Using $\sum\limits_{r=1}^{n}{r}=\dfrac{n\left( n+1 \right)}{2}$, we get
$\begin{align}
  & E\left( X \right)=\dfrac{n\left( n+1 \right)}{2n} \\
 & \Rightarrow E\left( X \right)=\dfrac{n+1}{2} \\
\end{align}$

We know that \[E\left( f\left( X \right) \right)=\sum\limits_{r\in S}{P\left( X=r \right)f\left( r \right)}\]

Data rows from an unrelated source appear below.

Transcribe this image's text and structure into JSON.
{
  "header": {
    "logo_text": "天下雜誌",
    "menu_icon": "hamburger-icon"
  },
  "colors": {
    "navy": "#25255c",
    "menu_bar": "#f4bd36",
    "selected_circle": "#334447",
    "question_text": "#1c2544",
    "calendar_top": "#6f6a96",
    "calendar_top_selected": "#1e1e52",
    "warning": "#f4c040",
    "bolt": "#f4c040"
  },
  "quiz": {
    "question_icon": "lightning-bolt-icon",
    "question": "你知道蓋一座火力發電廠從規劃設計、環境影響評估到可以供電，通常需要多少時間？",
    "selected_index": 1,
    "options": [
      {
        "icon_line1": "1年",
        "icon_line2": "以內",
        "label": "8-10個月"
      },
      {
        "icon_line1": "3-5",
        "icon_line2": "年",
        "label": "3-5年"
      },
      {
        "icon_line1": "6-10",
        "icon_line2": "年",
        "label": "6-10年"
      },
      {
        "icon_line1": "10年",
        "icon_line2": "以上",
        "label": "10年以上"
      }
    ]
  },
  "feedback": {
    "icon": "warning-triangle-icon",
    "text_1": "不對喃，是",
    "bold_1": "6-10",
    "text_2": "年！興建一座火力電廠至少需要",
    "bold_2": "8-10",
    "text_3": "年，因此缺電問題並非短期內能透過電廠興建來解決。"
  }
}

Using the above formula taking $f\left( x \right)={{x}^{2}}$, we get
$\begin{align}
  & E\left( {{X}^{2}} \right)=\sum\limits_{r=1}^{n}{P\left( X=r \right){{r}^{2}}} \\
 & =\dfrac{1}{n}\sum\limits_{r=1}^{n}{{{r}^{2}}} \\
\end{align}$

Using $\sum\limits_{r=1}^{n}{{{r}^{2}}}=\dfrac{n\left( n+1 \right)\left( 2n+1 \right)}{6}$, we get
$\begin{align}
  & E\left( {{X}^{2}} \right)=\dfrac{n\left( n+1 \right)\left( 2n+1 \right)}{6n} \\
 & =\dfrac{\left( n+1 \right)\left( 2n+1 \right)}{6} \\
\end{align}$

Using $\operatorname{var}\left( X \right)=E\left( {{X}^{2}} \right)-{{\left( E\left( X \right) \right)}^{2}}$, we get
$\begin{align}
  & \operatorname{var}\left( X \right)=\dfrac{\left( n+1 \right)\left( 2n+1 \right)}{6}-{{\left( \dfrac{n+1}{2} \right)}^{2}} \\
 & =\dfrac{\left( n+1 \right)\left( 2n+1 \right)}{6}-\dfrac{{{\left( n+1 \right)}^{2}}}{4} \\
 & =\dfrac{n+1}{12}\left( 4n+2-3n-3 \right) \\
 & =\dfrac{\left( n+1 \right)\left( n-1 \right)}{12} \\
 & =\dfrac{{{n}^{2}}-1}{12} \\
\end{align}$

We know that $\sigma \left( X \right)=\sqrt{\operatorname{var}\left( X \right)}$
Using the above formula, we get
$\sigma =\sqrt{\dfrac{{{n}^{2}}-1}{12}}$

Note: [1] Instead of using probability for finding the standard deviation, you can use the formula
\[E\left( D \right)=\dfrac{\sum\limits_{x\in D}{x}}{\left| D \right|}\] and $E\left( {{D}^{2}} \right)=\dfrac{\sum\limits_{x\in D}{{{x}^{2}}}}{\left| D \right|}$
Here we have $D=\left\{ 1,2,3,..,n \right\}$
So \[E\left( D \right)=\dfrac{\sum\limits_{x\in D}{x}}{\left| D \right|}=\dfrac{\sum\limits_{r=1}^{n}{r}}{n}=\dfrac{n+1}{2}\]
and $E\left( {{D}^{2}} \right)=\dfrac{\sum\limits_{r=1}^{n}{{{r}^{2}}}}{n}=\dfrac{\left( n+1 \right)\left( 2n+1 \right)}{6}$
which is the same as obtained above.